OK. So, it is supposed to be the real Prince Caspian. And I know that they cast Caspian much older than he is in the books; I forgave that months ago, during production, since it makes the three year gap (in Narnian years) before Dawn Treader easier. And I can understand certain edits for the sake of the story. But some changes, like some of those in the LWW film, are unforgivable. Here are a few major blunders (spoilers ahead!):
Reepicheep, most noble of mice, would NEVER say, "Shut up." Not even to a squirrel.
Peter is not a brawler (he and the other children were sneaks and liars in the first film, so I guess that fist-fighting is the next anti-social step for Peter).

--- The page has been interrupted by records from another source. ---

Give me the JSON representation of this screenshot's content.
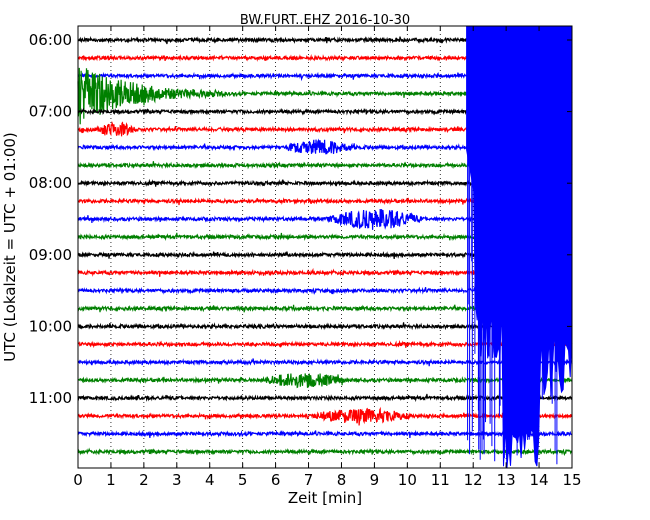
{
  "chart_data": {
    "type": "line",
    "title": "BW.FURT..EHZ 2016-10-30",
    "xlabel": "Zeit  [min]",
    "ylabel": "UTC (Lokalzeit = UTC + 01:00)",
    "xlim": [
      0,
      15
    ],
    "x_ticks": [
      0,
      1,
      2,
      3,
      4,
      5,
      6,
      7,
      8,
      9,
      10,
      11,
      12,
      13,
      14,
      15
    ],
    "y_tick_labels": [
      "06:00",
      "07:00",
      "08:00",
      "09:00",
      "10:00",
      "11:00"
    ],
    "grid": "vertical dotted at each minute",
    "row_interval_minutes": 15,
    "series": [
      {
        "start_utc": "06:00",
        "color": "#000000"
      },
      {
        "start_utc": "06:15",
        "color": "#ff0000"
      },
      {
        "start_utc": "06:30",
        "color": "#0000ff"
      },
      {
        "start_utc": "06:45",
        "color": "#008000"
      },
      {
        "start_utc": "07:00",
        "color": "#000000"
      },
      {
        "start_utc": "07:15",
        "color": "#ff0000"
      },
      {
        "start_utc": "07:30",
        "color": "#0000ff"
      },
      {
        "start_utc": "07:45",
        "color": "#008000"
      },
      {
        "start_utc": "08:00",
        "color": "#000000"
      },
      {
        "start_utc": "08:15",
        "color": "#ff0000"
      },
      {
        "start_utc": "08:30",
        "color": "#0000ff"
      },
      {
        "start_utc": "08:45",
        "color": "#008000"
      },
      {
        "start_utc": "09:00",
        "color": "#000000"
      },
      {
        "start_utc": "09:15",
        "color": "#ff0000"
      },
      {
        "start_utc": "09:30",
        "color": "#0000ff"
      },
      {
        "start_utc": "09:45",
        "color": "#008000"
      },
      {
        "start_utc": "10:00",
        "color": "#000000"
      },
      {
        "start_utc": "10:15",
        "color": "#ff0000"
      },
      {
        "start_utc": "10:30",
        "color": "#0000ff"
      },
      {
        "start_utc": "10:45",
        "color": "#008000"
      },
      {
        "start_utc": "11:00",
        "color": "#000000"
      },
      {
        "start_utc": "11:15",
        "color": "#ff0000"
      },
      {
        "start_utc": "11:30",
        "color": "#0000ff"
      },
      {
        "start_utc": "11:45",
        "color": "#008000"
      }
    ],
    "events": [
      {
        "row": 3,
        "t_start": 0.0,
        "t_end": 4.5,
        "amplitude": "very large decaying",
        "note": "large green wiggle starting near 06:45"
      },
      {
        "row": 5,
        "t_start": 0.5,
        "t_end": 1.8,
        "amplitude": "medium",
        "note": "red burst"
      },
      {
        "row": 6,
        "t_start": 6.2,
        "t_end": 8.5,
        "amplitude": "medium",
        "note": "blue burst"
      },
      {
        "row": 10,
        "t_start": 7.5,
        "t_end": 10.5,
        "amplitude": "large",
        "note": "blue burst"
      },
      {
        "row": 19,
        "t_start": 5.5,
        "t_end": 8.2,
        "amplitude": "medium",
        "note": "green burst"
      },
      {
        "row": 21,
        "t_start": 7.0,
        "t_end": 10.2,
        "amplitude": "medium",
        "note": "red burst"
      },
      {
        "row": 6,
        "t_start": 11.8,
        "t_end": 15.0,
        "amplitude": "saturated",
        "note": "large blue overlay extending down to ~11:45"
      }
    ]
  }
}
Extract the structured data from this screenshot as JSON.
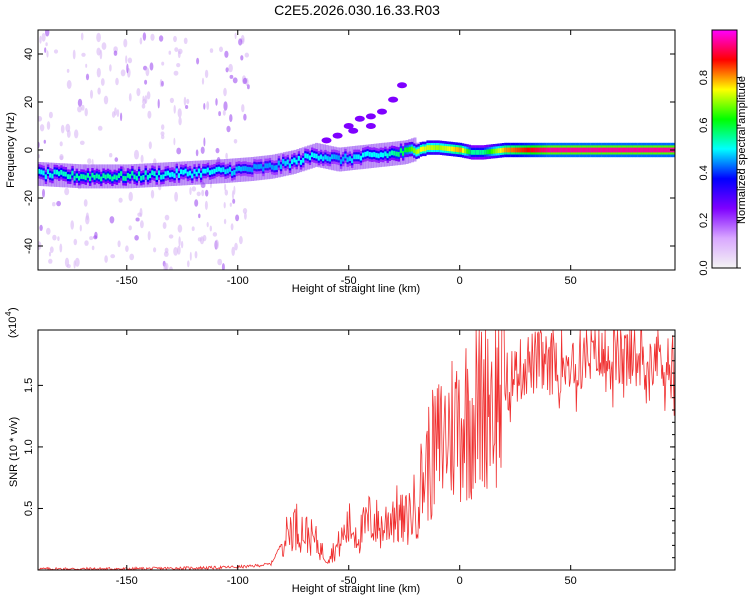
{
  "chart_data": [
    {
      "type": "heatmap",
      "title": "C2E5.2026.030.16.33.R03",
      "xlabel": "Height of straight line (km)",
      "ylabel": "Frequency (Hz)",
      "xlim": [
        -190,
        97
      ],
      "ylim": [
        -50,
        50
      ],
      "xticks": [
        -150,
        -100,
        -50,
        0,
        50
      ],
      "yticks": [
        -40,
        -20,
        0,
        20,
        40
      ],
      "colorbar": {
        "label": "Normalized spectral amplitude",
        "range": [
          0,
          1
        ],
        "ticks": [
          "0.0",
          "0.2",
          "0.4",
          "0.6",
          "0.8"
        ],
        "colors": [
          "#f4f4f4",
          "#d9a8ff",
          "#7f00ff",
          "#0000ff",
          "#00ffff",
          "#00ff00",
          "#ffff00",
          "#ff0000",
          "#ff00ff"
        ]
      },
      "track": {
        "x": [
          -190,
          -170,
          -150,
          -130,
          -110,
          -95,
          -85,
          -75,
          -65,
          -55,
          -45,
          -35,
          -25,
          -18,
          -10,
          0,
          5,
          10,
          20,
          40,
          60,
          80,
          97
        ],
        "frequency": [
          -10,
          -11,
          -11,
          -10,
          -9,
          -8,
          -7,
          -5,
          -2,
          -4,
          -3,
          -2,
          -1,
          1,
          1,
          0,
          -1,
          -1,
          0,
          0,
          0,
          0,
          0
        ],
        "amplitude": [
          0.5,
          0.55,
          0.55,
          0.5,
          0.5,
          0.45,
          0.45,
          0.5,
          0.5,
          0.45,
          0.5,
          0.5,
          0.6,
          0.75,
          0.7,
          0.8,
          0.55,
          0.55,
          0.8,
          0.95,
          0.95,
          0.95,
          0.95
        ]
      },
      "side_branches": [
        {
          "x": [
            -48,
            -40,
            -35,
            -30,
            -26
          ],
          "frequency": [
            8,
            14,
            16,
            21,
            27
          ]
        },
        {
          "x": [
            -60,
            -55,
            -50,
            -45,
            -40
          ],
          "frequency": [
            4,
            6,
            10,
            13,
            10
          ]
        }
      ]
    },
    {
      "type": "line",
      "title": "",
      "xlabel": "Height of straight line (km)",
      "ylabel": "SNR (10 * v/v)",
      "exponent_label": "(x10",
      "exponent_power": "4",
      "xlim": [
        -190,
        97
      ],
      "ylim": [
        0,
        1.95
      ],
      "xticks": [
        -150,
        -100,
        -50,
        0,
        50
      ],
      "yticks": [
        "0.5",
        "1.0",
        "1.5"
      ],
      "color": "#f03030",
      "series": [
        {
          "name": "SNR",
          "x": [
            -190,
            -150,
            -110,
            -95,
            -85,
            -75,
            -65,
            -60,
            -55,
            -50,
            -45,
            -40,
            -35,
            -30,
            -25,
            -20,
            -15,
            -10,
            -5,
            0,
            5,
            10,
            12,
            15,
            20,
            25,
            30,
            40,
            50,
            60,
            70,
            80,
            90,
            95,
            97
          ],
          "values": [
            0.01,
            0.01,
            0.02,
            0.03,
            0.05,
            0.4,
            0.25,
            0.1,
            0.2,
            0.38,
            0.3,
            0.45,
            0.35,
            0.5,
            0.4,
            0.55,
            0.9,
            1.05,
            1.2,
            1.3,
            1.35,
            1.45,
            1.62,
            1.5,
            1.55,
            1.6,
            1.7,
            1.72,
            1.75,
            1.75,
            1.75,
            1.76,
            1.78,
            1.72,
            1.7
          ]
        }
      ]
    }
  ]
}
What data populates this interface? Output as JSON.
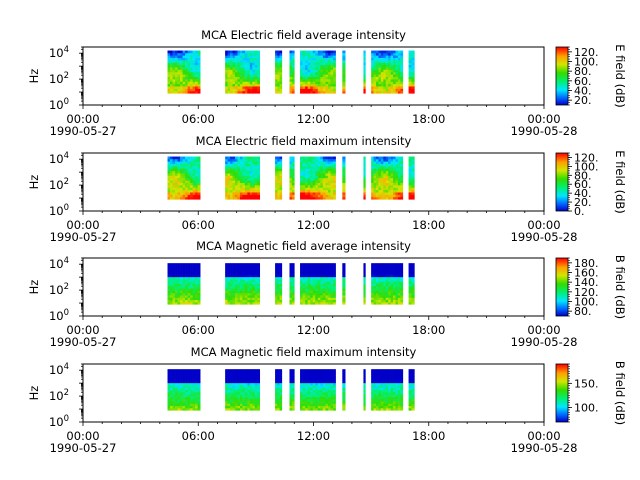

Susan and Caspian do not kiss, ever; this was completely unnecessary.
All other complaints are nit-picky little things...not enough Dr. Cornelius, no Nurse, no Silenus nor Bacchus, wild dance nor wine, no school boys turned into pigs, and no astronomy lessons in the high tower; too much arguing between Peter and Caspian, too many silly mouse jokes (though overall, Reep was well done!), and way too much liberty with the story line.
But it was good in some unexpected ways. It was, in fact, a bit like a totally new Narnia story, with more depth of character in the Telmarines, greater landscapes, more manly kings, creepier villains, and more complex story twists. The film is long--2 hours and 20 minutes. Looking at Narnia for this period of time is a delight in itself, and if nothing else, Narnia is Narnia in this film. The river god, the hag and werewolf, the centaurs, the animals, the Telmarines, the ruins of Cair Paravel and Aslan's Howe, were all near perfection. Here, the director's vision was close to Lewis', and, ultimately, provides us with the satisfaction we all crave when we peek into that other world. It also proves that someone read the book carefully enough to get the setting right.
So see it, support it, and let's hope the Dawn Treader will steer a course closer to the story line.